Discovery of polygenic adaptation patterns in Chironomus riparius
In cooperation with the Senckenberg Biodiversity and Climate Research Center Institute Frankfurt am Main, we are currently researching the genetic effects of rapid adaptation caused by selection. In an ongoing experiment, a C. Riparius population is set under selection pressure by only using the early emerging midges for continuing the line. We then employ sequencing analysis of these adapted individuals to test the polygenic adaptation. Ws are aiming at uncovering the pattern of those genes that have changed together under selection pressure.
To this end, it is of great importance to secure a solid method for variant calling, which mostly makes use of machine learning. this, we are testing and comparing different variant calling tools for both individual and pooled sequencing data such as GATK, DeepVariant, Population and CRISP.
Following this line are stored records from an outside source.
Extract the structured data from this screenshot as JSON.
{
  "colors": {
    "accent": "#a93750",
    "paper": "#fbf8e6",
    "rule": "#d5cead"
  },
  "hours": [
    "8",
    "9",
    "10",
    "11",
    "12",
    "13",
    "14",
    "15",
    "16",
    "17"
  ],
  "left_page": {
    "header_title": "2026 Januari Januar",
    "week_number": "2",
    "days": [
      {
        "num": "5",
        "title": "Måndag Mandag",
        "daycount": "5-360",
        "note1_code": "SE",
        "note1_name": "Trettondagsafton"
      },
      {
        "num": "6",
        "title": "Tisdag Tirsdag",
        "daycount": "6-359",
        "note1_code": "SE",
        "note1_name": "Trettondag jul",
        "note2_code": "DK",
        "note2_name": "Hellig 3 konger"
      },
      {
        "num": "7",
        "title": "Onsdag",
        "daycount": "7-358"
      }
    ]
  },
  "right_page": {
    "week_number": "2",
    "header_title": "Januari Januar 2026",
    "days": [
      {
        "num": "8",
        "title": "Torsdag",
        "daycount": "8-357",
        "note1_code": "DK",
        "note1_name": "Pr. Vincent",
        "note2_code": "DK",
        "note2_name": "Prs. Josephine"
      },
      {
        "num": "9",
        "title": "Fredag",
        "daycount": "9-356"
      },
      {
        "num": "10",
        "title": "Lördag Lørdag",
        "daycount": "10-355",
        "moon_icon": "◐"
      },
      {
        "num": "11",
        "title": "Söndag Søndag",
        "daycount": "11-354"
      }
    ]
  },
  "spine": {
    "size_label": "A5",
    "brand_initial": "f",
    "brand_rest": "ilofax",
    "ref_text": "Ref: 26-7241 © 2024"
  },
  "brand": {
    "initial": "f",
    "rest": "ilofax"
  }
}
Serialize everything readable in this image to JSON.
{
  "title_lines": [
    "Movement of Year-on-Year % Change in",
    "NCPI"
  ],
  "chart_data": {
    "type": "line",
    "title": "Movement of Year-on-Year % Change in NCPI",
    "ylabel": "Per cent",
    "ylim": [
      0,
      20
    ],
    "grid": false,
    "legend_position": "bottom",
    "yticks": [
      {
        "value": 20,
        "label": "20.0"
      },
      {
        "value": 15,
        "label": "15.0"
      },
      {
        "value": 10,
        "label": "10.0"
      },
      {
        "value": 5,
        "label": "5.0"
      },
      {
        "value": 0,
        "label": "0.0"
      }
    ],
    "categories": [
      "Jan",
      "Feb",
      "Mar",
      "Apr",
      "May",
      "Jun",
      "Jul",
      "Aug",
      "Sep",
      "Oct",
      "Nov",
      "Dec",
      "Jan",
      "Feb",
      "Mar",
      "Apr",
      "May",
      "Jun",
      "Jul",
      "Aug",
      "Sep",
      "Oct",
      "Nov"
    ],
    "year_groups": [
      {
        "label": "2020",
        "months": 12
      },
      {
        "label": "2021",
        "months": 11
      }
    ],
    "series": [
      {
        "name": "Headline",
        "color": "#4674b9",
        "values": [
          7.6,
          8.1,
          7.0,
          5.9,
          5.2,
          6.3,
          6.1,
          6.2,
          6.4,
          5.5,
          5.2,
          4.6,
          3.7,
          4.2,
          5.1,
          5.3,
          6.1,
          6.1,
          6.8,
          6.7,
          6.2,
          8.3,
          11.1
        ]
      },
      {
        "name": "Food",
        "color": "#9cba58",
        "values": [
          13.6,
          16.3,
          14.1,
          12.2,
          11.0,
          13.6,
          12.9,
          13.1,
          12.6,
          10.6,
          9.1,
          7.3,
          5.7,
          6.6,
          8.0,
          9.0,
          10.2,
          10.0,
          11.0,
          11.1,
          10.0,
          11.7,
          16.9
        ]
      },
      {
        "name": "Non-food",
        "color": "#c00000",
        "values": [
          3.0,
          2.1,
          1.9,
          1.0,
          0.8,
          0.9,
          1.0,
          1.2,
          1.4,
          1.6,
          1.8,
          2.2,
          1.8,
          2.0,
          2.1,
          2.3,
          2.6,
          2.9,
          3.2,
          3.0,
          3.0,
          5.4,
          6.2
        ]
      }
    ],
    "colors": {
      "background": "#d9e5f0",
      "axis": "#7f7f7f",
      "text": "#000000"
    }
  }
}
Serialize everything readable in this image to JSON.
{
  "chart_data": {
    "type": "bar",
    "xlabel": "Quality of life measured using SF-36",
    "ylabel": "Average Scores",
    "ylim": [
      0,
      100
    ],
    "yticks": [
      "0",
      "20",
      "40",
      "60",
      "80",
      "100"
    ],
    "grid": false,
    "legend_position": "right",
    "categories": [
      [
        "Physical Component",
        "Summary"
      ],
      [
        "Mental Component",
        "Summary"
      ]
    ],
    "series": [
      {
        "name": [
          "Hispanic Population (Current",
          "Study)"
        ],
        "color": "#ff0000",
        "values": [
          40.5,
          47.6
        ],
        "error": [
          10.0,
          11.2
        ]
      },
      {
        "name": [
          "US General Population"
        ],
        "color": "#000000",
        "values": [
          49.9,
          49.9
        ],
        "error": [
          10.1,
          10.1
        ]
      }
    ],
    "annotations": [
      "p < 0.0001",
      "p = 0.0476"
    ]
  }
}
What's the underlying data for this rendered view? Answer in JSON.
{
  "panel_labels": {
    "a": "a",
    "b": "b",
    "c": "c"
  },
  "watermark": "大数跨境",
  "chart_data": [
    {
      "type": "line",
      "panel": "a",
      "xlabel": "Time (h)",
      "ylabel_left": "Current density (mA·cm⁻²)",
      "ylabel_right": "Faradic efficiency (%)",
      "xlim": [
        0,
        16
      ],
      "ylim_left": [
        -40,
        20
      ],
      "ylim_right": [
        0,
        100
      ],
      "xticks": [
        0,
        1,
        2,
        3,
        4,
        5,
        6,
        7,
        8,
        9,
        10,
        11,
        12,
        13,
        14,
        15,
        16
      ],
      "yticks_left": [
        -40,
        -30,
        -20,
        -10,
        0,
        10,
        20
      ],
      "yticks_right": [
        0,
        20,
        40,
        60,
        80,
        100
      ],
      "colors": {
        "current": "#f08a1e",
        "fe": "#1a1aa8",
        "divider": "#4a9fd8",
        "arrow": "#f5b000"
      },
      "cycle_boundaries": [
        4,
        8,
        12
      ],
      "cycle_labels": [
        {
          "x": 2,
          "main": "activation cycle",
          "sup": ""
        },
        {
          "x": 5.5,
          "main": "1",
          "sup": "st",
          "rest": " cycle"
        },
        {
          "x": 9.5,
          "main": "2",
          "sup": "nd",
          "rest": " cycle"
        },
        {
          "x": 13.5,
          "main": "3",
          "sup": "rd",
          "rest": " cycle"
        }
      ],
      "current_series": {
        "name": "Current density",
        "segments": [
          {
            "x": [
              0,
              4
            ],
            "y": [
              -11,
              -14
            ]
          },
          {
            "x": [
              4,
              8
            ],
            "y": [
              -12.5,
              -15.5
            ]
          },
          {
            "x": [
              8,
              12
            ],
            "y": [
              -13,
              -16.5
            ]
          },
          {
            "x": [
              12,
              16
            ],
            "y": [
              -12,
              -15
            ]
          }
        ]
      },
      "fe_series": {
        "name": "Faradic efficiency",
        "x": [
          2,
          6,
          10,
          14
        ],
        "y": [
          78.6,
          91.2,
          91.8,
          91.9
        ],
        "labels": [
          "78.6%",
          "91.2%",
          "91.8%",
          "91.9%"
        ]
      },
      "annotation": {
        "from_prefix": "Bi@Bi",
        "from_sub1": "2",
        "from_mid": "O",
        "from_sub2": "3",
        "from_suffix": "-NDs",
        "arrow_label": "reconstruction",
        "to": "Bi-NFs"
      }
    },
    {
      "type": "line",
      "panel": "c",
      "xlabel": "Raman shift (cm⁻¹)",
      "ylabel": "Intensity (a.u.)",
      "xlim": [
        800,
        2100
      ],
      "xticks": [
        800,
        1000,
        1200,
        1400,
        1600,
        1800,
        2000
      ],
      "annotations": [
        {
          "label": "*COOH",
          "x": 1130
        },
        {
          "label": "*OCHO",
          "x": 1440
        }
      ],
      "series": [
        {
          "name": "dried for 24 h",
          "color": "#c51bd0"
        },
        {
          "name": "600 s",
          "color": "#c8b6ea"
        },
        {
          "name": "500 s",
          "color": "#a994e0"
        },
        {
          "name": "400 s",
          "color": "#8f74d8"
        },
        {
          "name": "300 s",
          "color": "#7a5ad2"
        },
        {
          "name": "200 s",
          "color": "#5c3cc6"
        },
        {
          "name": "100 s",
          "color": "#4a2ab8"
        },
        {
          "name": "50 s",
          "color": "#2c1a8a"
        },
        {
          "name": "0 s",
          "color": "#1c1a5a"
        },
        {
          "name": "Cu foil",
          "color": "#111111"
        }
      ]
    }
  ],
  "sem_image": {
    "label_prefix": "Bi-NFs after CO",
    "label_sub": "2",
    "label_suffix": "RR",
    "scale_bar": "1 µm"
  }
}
Secondly, with the help of unsupervised machine learning (also better known as data mining), we are interested in finding the pattern of polygenic adaptation by means of pattern recognition and clustering.
Characterization of gut microbiota composition using 16S rRNA sequencing
Sequencing of the 16S ribosomal RNA marker gene (16S rRNA) provides a cost-effective method to characterize the bacterial composition of biological or ecological samples. In experimental animal studies, this approach allows investigation of the impact of factors such as pharmacological treatment or diet on commensal microbiota. Another crucial research question is whether shifts in gut bacterial composition are associated with disease phenotypes. In ongoing collaborations with experimental groups, we focus on the bioinformatical and biostatistical analysis of 16S sequencing data. This requires applying ordination techniques that can handle distance measures appropriate for ecological data such as principal coordinates analysis or correspondence analysis. Furthermore, no consensus on the optimal statistical technique for differential abundance analysis exists. Therefore, this decision needs to be based on considerations such as sample size, experimental setup, and specific research questions.